Die vergangene Woche endete mit einem Knaller: Die Bundeswettbewerbsbehörde (BWB) legte ihren lang erwarteten Bericht zu den Lebensmittelpreisen während der Inflation vor. Bei unzähligen Produkten gab es hier bekanntermaßen auffällige Preissprünge, fragwürdige Rabatte und enorme Steigerungen besonders bei den Eigenmarken – zeitgleich bei mehreren Händlern.
"Insgesamt gibt es keine Hinweise dafür, dass vor dem Hintergrund steigender und hoher Inflation versucht worden wäre im Untersuchungszeitraum die Handelsspannen zu vergrößern", lautet das Fazit der BWB. Die Supermarktketten haben sich also nicht an den Preisen ungerechtfertigt bereichert. Gleichzeitig wird aber auch von "schwarzen Praktiken" des Lebensmittelhandels zu Lasten seiner Lieferanten gesprochen, berichtet das "Ö1-Morgenjournal".
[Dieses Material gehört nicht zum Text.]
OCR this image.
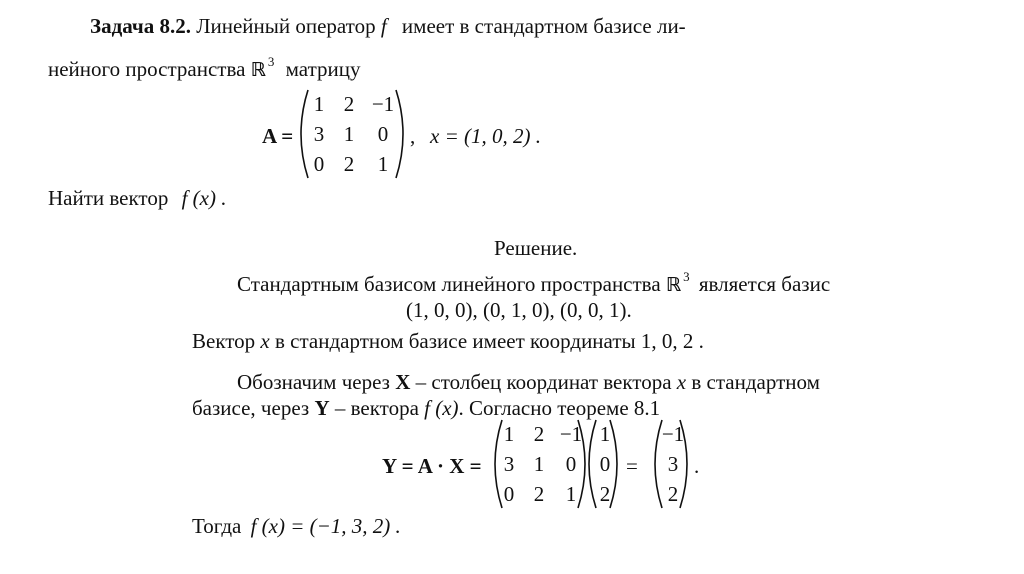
Задача 8.2. Линейный оператор f имеет в стандартном базисе ли-
нейного пространства ℝ $^3$ матрицу
A =
1 2 −1
3 1	0
0 2	1
, x = (1, 0, 2) .
Найти вектор f (x) .
Решение.
Стандартным базисом линейного пространства ℝ $^3$ является базис
(1, 0, 0), (0, 1, 0), (0, 0, 1).
Вектор x в стандартном базисе имеет координаты 1, 0, 2 .
Обозначим через X – столбец координат вектора x в стандартном
базисе, через Y – вектора f (x). Согласно теореме 8.1
Y = A · X =
1 2 −1
3 1	0
0 2	1
1
0
2
=
−1
3
2
.
Тогда f (x) = (−1, 3, 2) .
Katharina Koßdorff vom Fachverband Lebensmittelindustrie sieht ihre Beobachtungen der letzten Jahre bestätigt. Zum einen, dass der Handel eine starke Verhandlungsmacht hat. "Und zum anderen, dass Lieferanten im hohen Ausmaß mit unlauteren Handelspraktiken konfrontiert sind", sagt sie auf Ö1.
Dazu zählen einseitige Vertragsänderungen, Zahlungen ohne Lieferungen oder für unverschuldeten Qualitätsverlust, obwohl all das eigentlich gesetzlich verboten ist. Rabattaktionen müssen zum Teil sogar gänzlich von Lieferanten bezahlt werden. Das ist ein nicht unwesentliche Brocken, 40 Prozent beträgt der Rabattanteil am österreichischen Markt.
Günter Thumser vom Markenartikelverband ergänzt, "dass der Handel in den letzten zwei, drei Jahren vehement Wünsche nach Kostenübernahme im Sinne von Preisanpassungen den Herstellern gegenüber einfach abgelehnt hat". Seit den Preissprüngen bei Energie, Transport und Co. war dann im wahrsten Sinne des Wortes "kein ökonomisches Fleisch mehr".